2015年12月12日に、本郷の東京大学で開催された
東京大学医療社会システム工学寄付講座・ベリサーブ共同シンポジウム
「品質イノベーションの追求」の中の、

『IoT時代の商品/サービスにおける顧客価値品質造り』
 ベリサーブ株式会社 根本強一氏
 ソニー株式会社 金田富美子氏

に、利用品質関連として興味を持って聴いてきました。
品質保証業界視点でのユーザビリティやUXへの取り組みがわかり、ためになりました。

お2人登壇で、最初は元ソニーの根本氏から。

製造者として絶対に達成すべき品質として
 1.安全確保: 安全な商品/サービスを提供する
 2.法令遵守: 法令/法規を遵守する
 3.機能完全: 約束した機能が提供されている

の3つを挙げられていました。
検証や品質業界に詳しくないわたしにとっては
バグ取り=機能としての品質の担保 というイメージが強かったのですが
安全確保や法令遵守も一緒に考えているんだと知りました。

ただこの3つの視点は、作り手として絶対達成目標の品質であって、
今後はお客様が期待する品質、つまり
 ・他社に見劣りしない品質
 ・お客様の期待に応える品質
が重要になるということで、利用品質であるユーザビリティやユーザー体験(UX)
の方向に意識が向かっているということがわかりました。

お客様がやりたいことを実現できたときに品質の良さを感じ、
楽しみや感動を得られるようにしなければならない。
そのためには、お客様の利用シナリオの把握が重要!
お客様が品質を感じるのは商品を使っているとき、すなわち
利用シナリオに沿ってやりたいことを実現するときだからだそうです。
リアルにデータが取りやすくになると、ますますコンテキスト(利用状況)が重要になりますね。

この利用シナリオは商品企画段階で練られますが、
下流の品質確認や運用の段階で得られた品質情報を
商品企画の利用シナリオにフィードバックすることが重要であり、
従来の個別の品質から「顧客体験としてのシステム品質」を考えなければならないそうです。
品質視点でのHCD(人間中心設計)といえるのではないかと思いました。

2人目のソニーの金田氏は、使いやすさをいかに定量化して
品質指標として使えるようにしたかがテーマでした。

UX・マーケティング本部 企画推進部門 品質・CS推進部の統括部長。
カメラのミノルタ出身で、品質保証関係一筋の方です。
品質関連の部署がUX・マーケティング本部に属し、かつ企画推進部門で意外でした。

指標化の事例として2つ話されました。

まず、使い初めまでの操作性の向上を指標化した話です。
1つの作業を、操作を考える時間、操作する時間、機器からの応答を待つ時間の3つに分けて
ユーザビリティテストでかかった時間を計測します。
探査学習モデルの「目標設定」「探索」「選択」「評価」を利用しているようです。

3つに分けることで、どの部分に時間がかかっているか=問題があるかが分かるため、
これらの作業時間の削減を指標にしたそうです。
確か、テスト対象者を関係者と社内モニターを使って作業時間の比較をしていたと思います。
この方法は、操作時間を比較することによって、ユーザーのモデルとデザイナーのモデルとの
ギャップを抽出しようとしたNEM(Novice Expert ratio Method)を基本的に使っていると思います。
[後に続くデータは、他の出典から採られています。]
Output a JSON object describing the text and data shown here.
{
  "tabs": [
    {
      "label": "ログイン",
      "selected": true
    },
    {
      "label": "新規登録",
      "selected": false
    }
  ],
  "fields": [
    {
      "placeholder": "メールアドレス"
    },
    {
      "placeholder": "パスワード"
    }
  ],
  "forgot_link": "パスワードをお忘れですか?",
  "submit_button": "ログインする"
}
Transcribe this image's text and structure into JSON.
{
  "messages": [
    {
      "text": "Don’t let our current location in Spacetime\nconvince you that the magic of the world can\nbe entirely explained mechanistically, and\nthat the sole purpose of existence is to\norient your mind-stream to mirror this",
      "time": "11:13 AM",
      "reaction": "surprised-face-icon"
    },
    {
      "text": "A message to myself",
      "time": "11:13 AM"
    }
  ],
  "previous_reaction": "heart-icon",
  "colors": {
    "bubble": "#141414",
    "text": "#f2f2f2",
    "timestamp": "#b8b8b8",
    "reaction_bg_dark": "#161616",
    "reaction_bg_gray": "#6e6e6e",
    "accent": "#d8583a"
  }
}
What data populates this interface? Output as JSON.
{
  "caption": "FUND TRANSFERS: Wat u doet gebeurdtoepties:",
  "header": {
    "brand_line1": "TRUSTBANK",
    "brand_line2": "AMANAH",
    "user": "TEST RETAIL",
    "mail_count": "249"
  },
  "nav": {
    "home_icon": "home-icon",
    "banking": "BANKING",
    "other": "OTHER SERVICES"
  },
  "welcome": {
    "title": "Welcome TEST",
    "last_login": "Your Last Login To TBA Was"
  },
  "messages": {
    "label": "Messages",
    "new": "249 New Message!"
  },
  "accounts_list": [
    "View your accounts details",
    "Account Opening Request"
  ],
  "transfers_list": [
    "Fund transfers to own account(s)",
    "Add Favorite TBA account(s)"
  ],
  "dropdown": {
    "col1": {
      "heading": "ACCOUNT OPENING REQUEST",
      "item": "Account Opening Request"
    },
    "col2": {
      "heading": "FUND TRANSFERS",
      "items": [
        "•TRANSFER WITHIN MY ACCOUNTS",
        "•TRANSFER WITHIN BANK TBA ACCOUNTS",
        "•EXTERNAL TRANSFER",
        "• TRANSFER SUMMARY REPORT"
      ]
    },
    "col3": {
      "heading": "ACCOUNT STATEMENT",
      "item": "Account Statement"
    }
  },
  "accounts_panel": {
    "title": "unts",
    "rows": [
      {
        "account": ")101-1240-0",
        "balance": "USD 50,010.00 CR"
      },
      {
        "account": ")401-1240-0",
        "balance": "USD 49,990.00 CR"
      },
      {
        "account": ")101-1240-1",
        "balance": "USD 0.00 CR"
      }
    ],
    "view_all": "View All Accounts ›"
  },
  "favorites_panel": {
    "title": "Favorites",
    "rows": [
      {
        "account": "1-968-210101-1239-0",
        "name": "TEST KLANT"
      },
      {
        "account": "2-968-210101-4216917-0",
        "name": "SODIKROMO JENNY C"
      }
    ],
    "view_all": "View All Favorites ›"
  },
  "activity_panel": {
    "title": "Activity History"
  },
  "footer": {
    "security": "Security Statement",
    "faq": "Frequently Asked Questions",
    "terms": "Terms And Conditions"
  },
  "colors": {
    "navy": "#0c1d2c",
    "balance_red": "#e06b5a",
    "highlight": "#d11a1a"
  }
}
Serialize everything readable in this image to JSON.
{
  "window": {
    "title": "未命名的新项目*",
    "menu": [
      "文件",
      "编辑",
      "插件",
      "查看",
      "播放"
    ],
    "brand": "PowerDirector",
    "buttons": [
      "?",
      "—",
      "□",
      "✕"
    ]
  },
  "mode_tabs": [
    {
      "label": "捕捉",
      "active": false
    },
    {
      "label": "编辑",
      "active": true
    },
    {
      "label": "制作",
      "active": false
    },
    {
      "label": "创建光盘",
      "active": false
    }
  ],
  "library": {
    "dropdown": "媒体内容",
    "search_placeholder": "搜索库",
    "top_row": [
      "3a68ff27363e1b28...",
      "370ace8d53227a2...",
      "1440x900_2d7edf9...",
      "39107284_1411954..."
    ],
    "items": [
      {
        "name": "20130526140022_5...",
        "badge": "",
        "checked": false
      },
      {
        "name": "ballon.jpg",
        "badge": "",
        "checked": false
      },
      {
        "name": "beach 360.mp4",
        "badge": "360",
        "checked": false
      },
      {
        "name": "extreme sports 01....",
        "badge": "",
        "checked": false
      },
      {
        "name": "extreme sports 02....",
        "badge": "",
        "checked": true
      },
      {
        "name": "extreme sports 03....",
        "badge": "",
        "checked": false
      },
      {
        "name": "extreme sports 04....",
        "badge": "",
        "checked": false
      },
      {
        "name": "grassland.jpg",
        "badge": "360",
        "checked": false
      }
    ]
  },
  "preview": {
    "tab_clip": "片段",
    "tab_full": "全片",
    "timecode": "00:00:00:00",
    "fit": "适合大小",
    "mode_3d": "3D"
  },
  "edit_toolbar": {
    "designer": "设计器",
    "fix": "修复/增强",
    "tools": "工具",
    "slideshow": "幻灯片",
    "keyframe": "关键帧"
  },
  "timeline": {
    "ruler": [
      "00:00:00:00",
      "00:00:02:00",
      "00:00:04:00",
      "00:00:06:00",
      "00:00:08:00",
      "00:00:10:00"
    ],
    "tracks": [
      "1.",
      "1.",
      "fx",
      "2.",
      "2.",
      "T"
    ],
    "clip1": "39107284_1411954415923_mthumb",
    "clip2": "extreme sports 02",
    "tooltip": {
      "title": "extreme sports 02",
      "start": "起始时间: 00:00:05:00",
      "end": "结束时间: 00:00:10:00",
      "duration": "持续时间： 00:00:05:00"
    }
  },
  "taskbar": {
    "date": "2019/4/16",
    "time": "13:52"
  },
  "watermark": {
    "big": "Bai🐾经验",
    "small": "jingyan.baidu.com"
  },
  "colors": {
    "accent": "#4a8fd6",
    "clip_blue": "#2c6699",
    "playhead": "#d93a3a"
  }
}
また、顧客からの問合せも使いやすさの指標にしました。
注意した点は、実際のトラブルは問い合わせ窓口に連絡してきますが、
使用上の不満は敢えて問い合わせまですることは少ないものです。
そのため、顧客が寄せてきた“声”を分析するだけではなく、
使用に関して感じていることを積極的に収集して分析したそうです。

次に、取り組み中のUX品質のモニタリングについても話されました。
同一モニターに対してアンケートやインタビューで継続的リサーチを3ヶ月実施しているそうです。
今まで4回のアンケートで評価や意見を収集し、気持ちが変化している一部の人を中心に
デプスインタビューを実施して理由や背景を深掘りしているそうで、
このような長期的なUXを計測している組織はまだ少ないのではないでしょうか。
そして不満情報の開発へのフィードバックは、全体とのバランスを見ておこなっているそうです。
UXのモニタリングによる分析結果がどのような体験の向上につながったか、今後の発表が待たれます!

メーカーの品質部門の、ユーザビリティやUXを意識した
品質向上への取り組みは今後増えていくと思われるので、
第三者検証業界でも機能品質以外の利用品質などへの対応が
ますます必要になってくると思いました。